Rob, the intern, hurried back in, eyes steadfastly fixed on the exact spot in between my eyes. “They’re here,” he said in a hushed tone, then realized what he was surrounded by. “Wow, that’s a lot of Porta-Potties.”
“It most assuredly is,” Dan replied, his tone measured as he met my eyes across the room. This had better work, they said to me.
Message received and acknowledged, my own look sent back to him.
Liz tried unsuccessfully to suppress a giggle, and we gathered around each other in the conference room.
At least no one was looking at my boobs anymore. Which, to be fair, was a first.
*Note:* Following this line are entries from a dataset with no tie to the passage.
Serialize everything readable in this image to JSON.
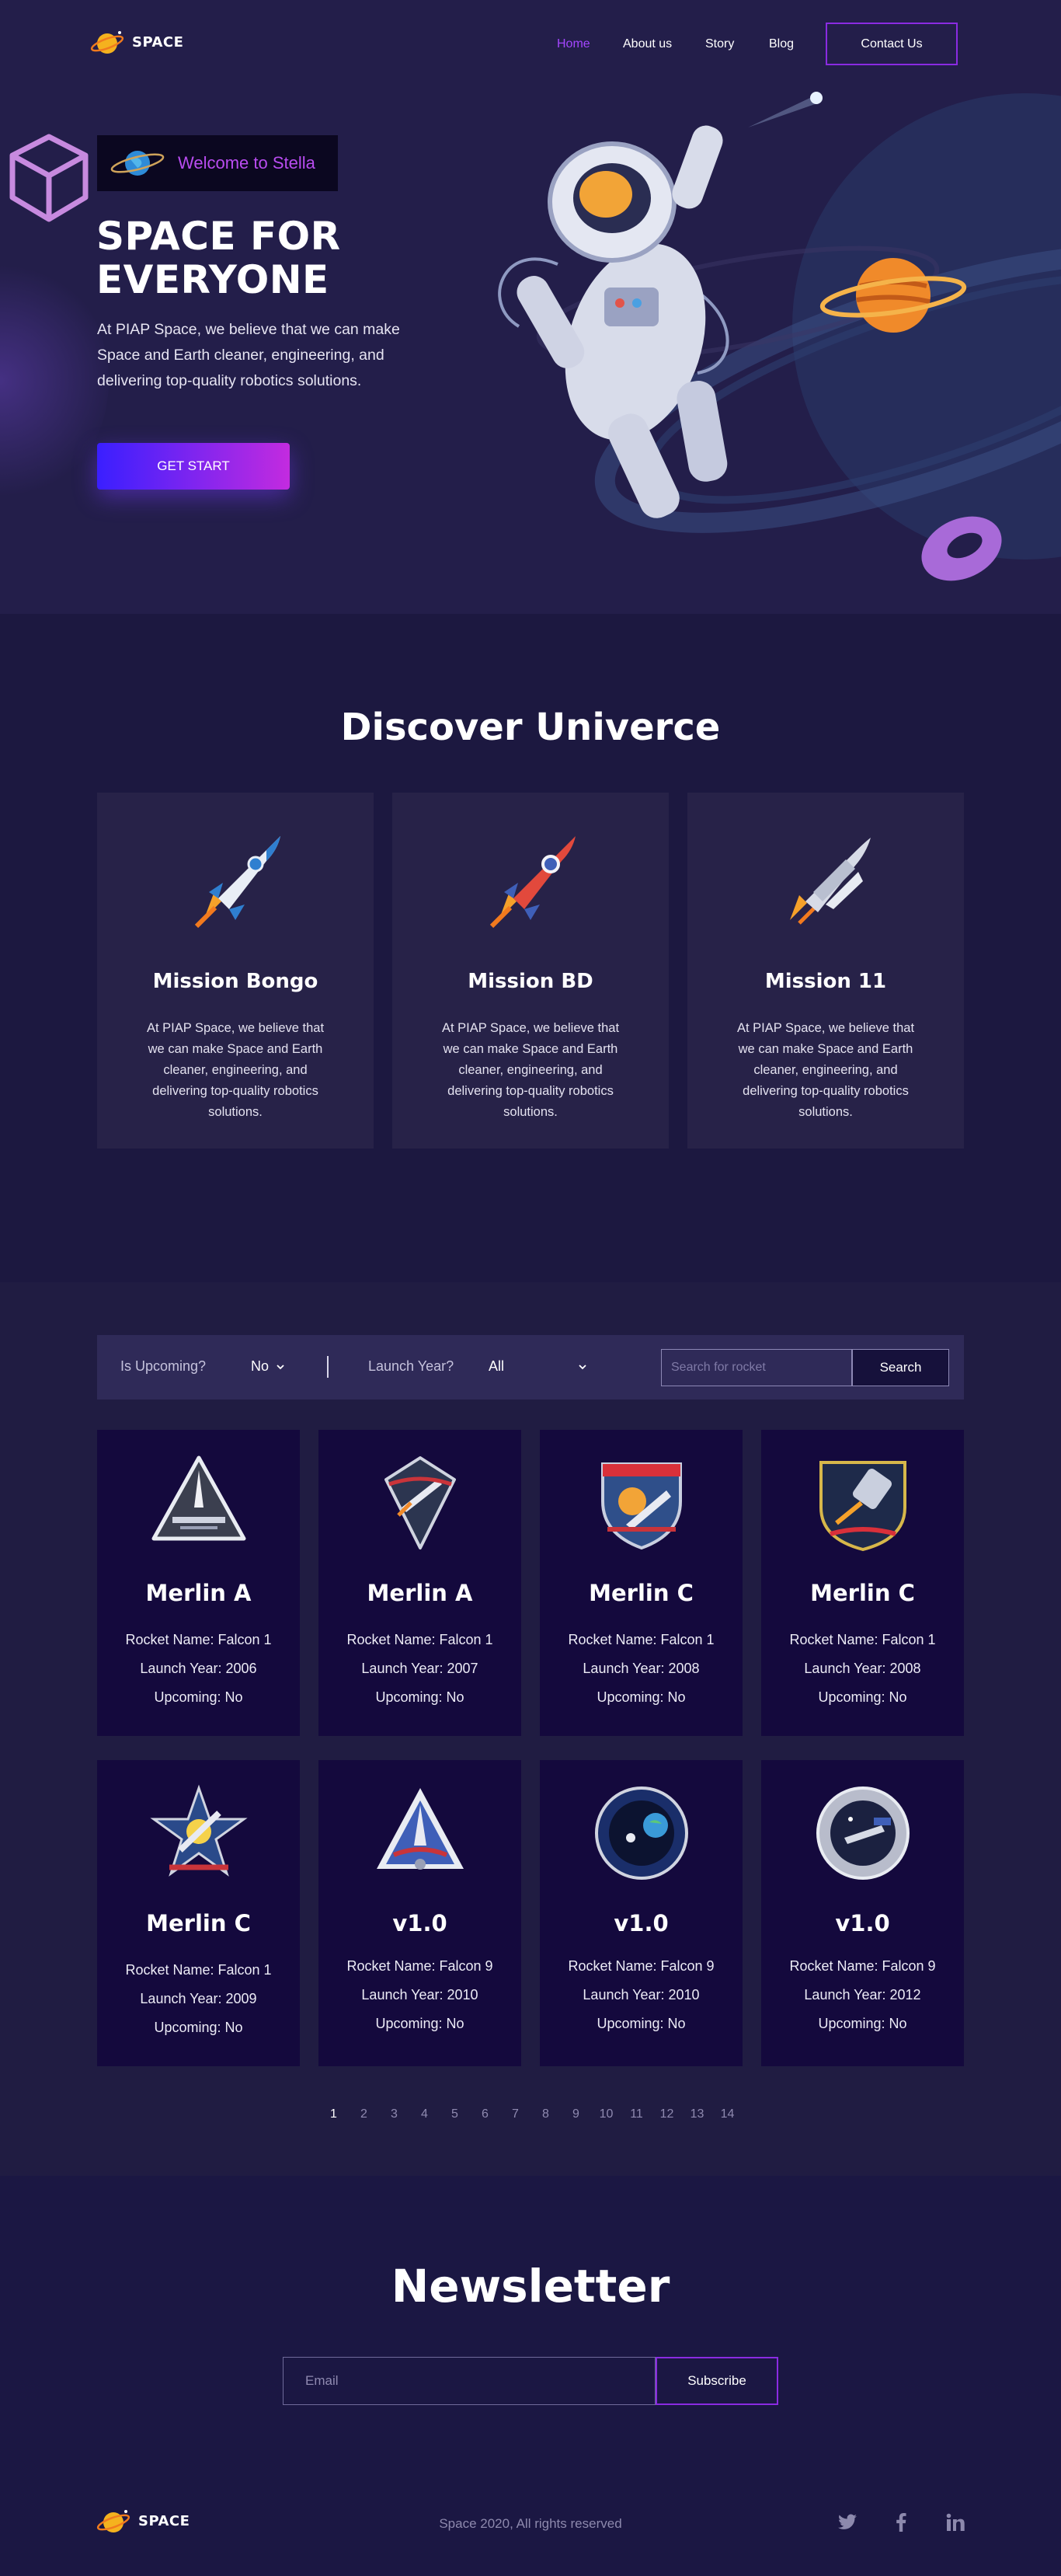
{
  "brand": {
    "name": "SPACE"
  },
  "nav": {
    "links": [
      {
        "label": "Home",
        "active": true
      },
      {
        "label": "About us",
        "active": false
      },
      {
        "label": "Story",
        "active": false
      },
      {
        "label": "Blog",
        "active": false
      }
    ],
    "contact_label": "Contact Us"
  },
  "hero": {
    "welcome": "Welcome to Stella",
    "title_line1": "SPACE FOR",
    "title_line2": "EVERYONE",
    "description": "At PIAP Space, we believe that we can make Space and Earth cleaner, engineering, and delivering top-quality robotics solutions.",
    "cta": "GET START"
  },
  "discover": {
    "title": "Discover Univerce",
    "missions": [
      {
        "title": "Mission Bongo",
        "description": "At PIAP Space, we believe that we can make Space and Earth cleaner, engineering, and delivering top-quality robotics solutions.",
        "icon": "rocket-blue-icon"
      },
      {
        "title": "Mission BD",
        "description": "At PIAP Space, we believe that we can make Space and Earth cleaner, engineering, and delivering top-quality robotics solutions.",
        "icon": "rocket-red-icon"
      },
      {
        "title": "Mission 11",
        "description": "At PIAP Space, we believe that we can make Space and Earth cleaner, engineering, and delivering top-quality robotics solutions.",
        "icon": "space-shuttle-icon"
      }
    ]
  },
  "filters": {
    "upcoming_label": "Is Upcoming?",
    "upcoming_value": "No",
    "year_label": "Launch Year?",
    "year_value": "All",
    "search_placeholder": "Search for rocket",
    "search_button": "Search"
  },
  "rockets": [
    {
      "title": "Merlin A",
      "rocket_name": "Rocket Name: Falcon 1",
      "launch_year": "Launch Year: 2006",
      "upcoming": "Upcoming: No"
    },
    {
      "title": "Merlin A",
      "rocket_name": "Rocket Name: Falcon 1",
      "launch_year": "Launch Year: 2007",
      "upcoming": "Upcoming: No"
    },
    {
      "title": "Merlin C",
      "rocket_name": "Rocket Name: Falcon 1",
      "launch_year": "Launch Year: 2008",
      "upcoming": "Upcoming: No"
    },
    {
      "title": "Merlin C",
      "rocket_name": "Rocket Name: Falcon 1",
      "launch_year": "Launch Year: 2008",
      "upcoming": "Upcoming: No"
    },
    {
      "title": "Merlin C",
      "rocket_name": "Rocket Name: Falcon 1",
      "launch_year": "Launch Year: 2009",
      "upcoming": "Upcoming: No"
    },
    {
      "title": "v1.0",
      "rocket_name": "Rocket Name: Falcon 9",
      "launch_year": "Launch Year: 2010",
      "upcoming": "Upcoming: No"
    },
    {
      "title": "v1.0",
      "rocket_name": "Rocket Name: Falcon 9",
      "launch_year": "Launch Year: 2010",
      "upcoming": "Upcoming: No"
    },
    {
      "title": "v1.0",
      "rocket_name": "Rocket Name: Falcon 9",
      "launch_year": "Launch Year: 2012",
      "upcoming": "Upcoming: No"
    }
  ],
  "pagination": {
    "current": "1",
    "pages": [
      "1",
      "2",
      "3",
      "4",
      "5",
      "6",
      "7",
      "8",
      "9",
      "10",
      "11",
      "12",
      "13",
      "14"
    ]
  },
  "newsletter": {
    "title": "Newsletter",
    "email_placeholder": "Email",
    "subscribe_label": "Subscribe"
  },
  "footer": {
    "copyright": "Space 2020, All rights reserved",
    "social": [
      "twitter-icon",
      "facebook-icon",
      "linkedin-icon"
    ]
  },
  "colors": {
    "accent": "#8a2be2",
    "nav_active": "#a446ff",
    "hero_bg": "#231e4a",
    "card_bg": "#272248",
    "rocket_card_bg": "#14093d"
  }
}
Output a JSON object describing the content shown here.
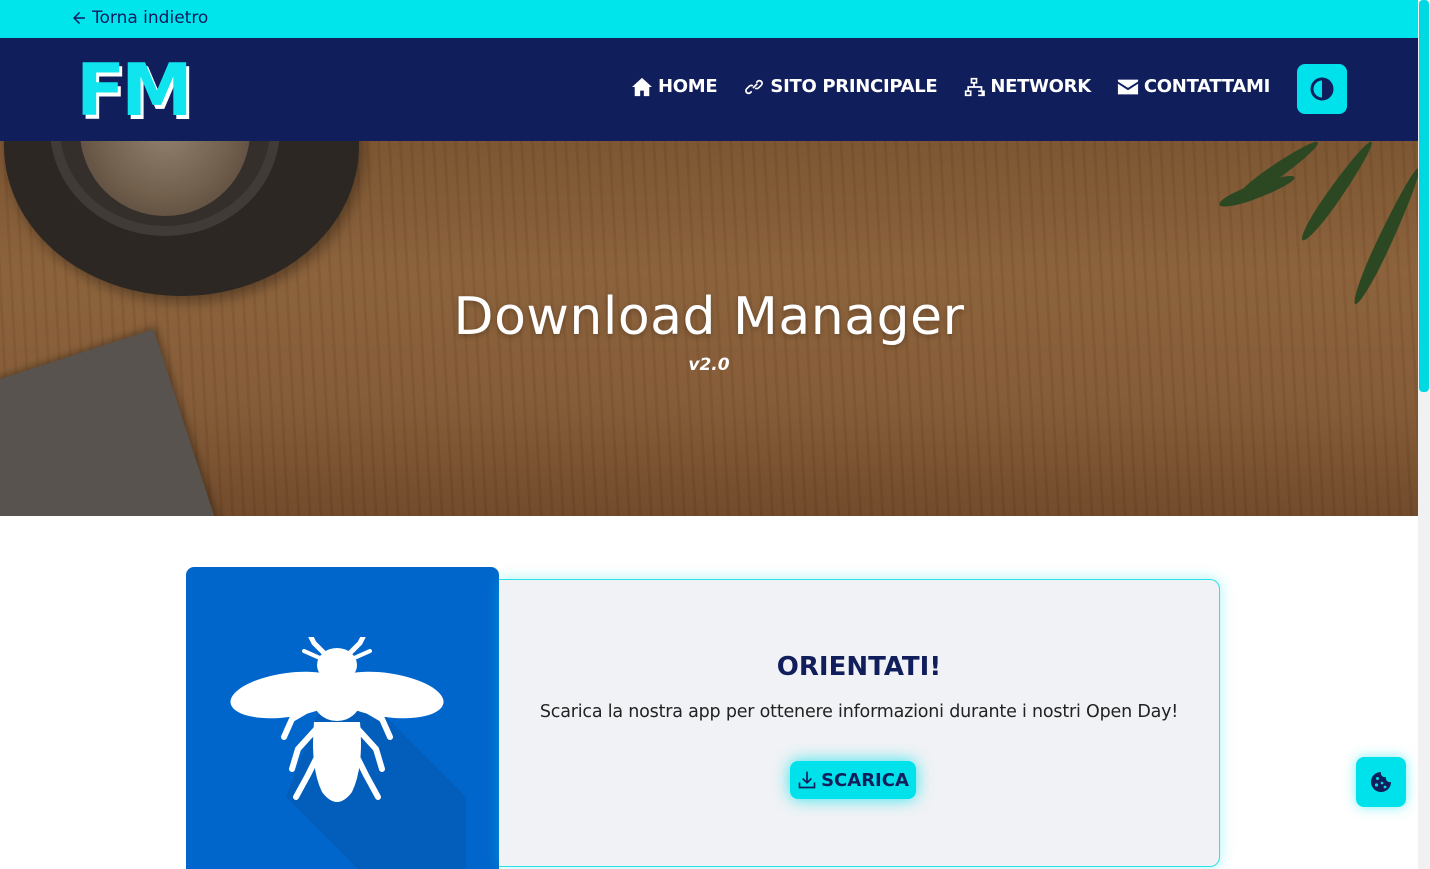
{
  "topbar": {
    "back_label": "Torna indietro",
    "back_icon": "arrow-left-icon"
  },
  "navbar": {
    "logo_text": "FM",
    "items": [
      {
        "label": "HOME",
        "icon": "home-icon"
      },
      {
        "label": "SITO PRINCIPALE",
        "icon": "link-icon"
      },
      {
        "label": "NETWORK",
        "icon": "network-icon"
      },
      {
        "label": "CONTATTAMI",
        "icon": "envelope-icon"
      }
    ],
    "theme_toggle_icon": "contrast-icon"
  },
  "hero": {
    "title": "Download Manager",
    "version": "v2.0"
  },
  "card": {
    "image_icon": "bee-icon",
    "title": "ORIENTATI!",
    "text": "Scarica la nostra app per ottenere informazioni durante i nostri Open Day!",
    "button_label": "SCARICA",
    "button_icon": "download-icon"
  },
  "cookie_button_icon": "cookie-icon",
  "colors": {
    "accent": "#00e2eb",
    "navy": "#111e5c",
    "card_blue": "#0066cc"
  }
}
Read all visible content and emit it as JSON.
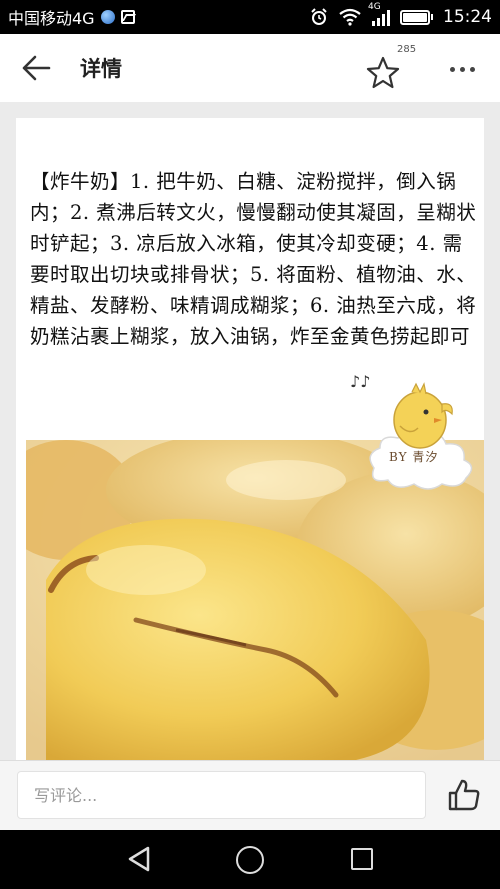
{
  "status_bar": {
    "carrier": "中国移动4G",
    "network_type": "4G",
    "time": "15:24",
    "icons": [
      "globe-icon",
      "image-icon",
      "alarm-icon",
      "wifi-icon",
      "signal-icon",
      "battery-icon"
    ]
  },
  "header": {
    "title": "详情",
    "favorite_count": "285",
    "icons": [
      "back-arrow-icon",
      "star-icon",
      "more-icon"
    ]
  },
  "article": {
    "recipe_text": "【炸牛奶】1. 把牛奶、白糖、淀粉搅拌，倒入锅内；2. 煮沸后转文火，慢慢翻动使其凝固，呈糊状时铲起；3. 凉后放入冰箱，使其冷却变硬；4. 需要时取出切块或排骨状；5. 将面粉、植物油、水、精盐、发酵粉、味精调成糊浆；6. 油热至六成，将奶糕沾裹上糊浆，放入油锅，炸至金黄色捞起即可",
    "watermark_text": "BY 青汐"
  },
  "comment": {
    "placeholder": "写评论..."
  },
  "colors": {
    "status_bar_bg": "#000000",
    "header_bg": "#ffffff",
    "content_bg": "#ebebeb",
    "chick_yellow": "#f4d257"
  }
}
In the end, it was the pictures that did the trick. Mr. Caldwell, president of T&T Sanitation, walked into the conference room, and while his marketing team stared in horrified silence, he walked up to a picture taken outside the Trump Tower on Fifth Avenue featuring a prominently displayed unit and burst out laughing. “I’m already in love with this idea,” he pronounced on his way to the seat with his name on it. He and I were already on the same wavelength. It was time to bring the rest of them around.
I spent the better part of an hour describing in detail exactly the campaign I was proposing, buying ad space on television, radio, and the Internet. I’d put together a plan that made his product something people would be talking about, and would stay in a consumer’s mind long after the initial promotional push had ended. Every question asked by his team was answered efficiently, either by myself or by a member of my own team. We’d covered every base, we’d thought around every corner, and we were confident that we were presenting something very different from what any other advertising firm had created to sell portable outhouses.
Dan sat in on the pitch as he always did, occasionally commenting, but letting me take the lead as usual. He’d been surprised to see the display I’d created, sure, but once the clients were in the room he was 100 percent supportive. And now he watched me bring it on home with a secret smile on his face, a smile that told me I’d nailed it.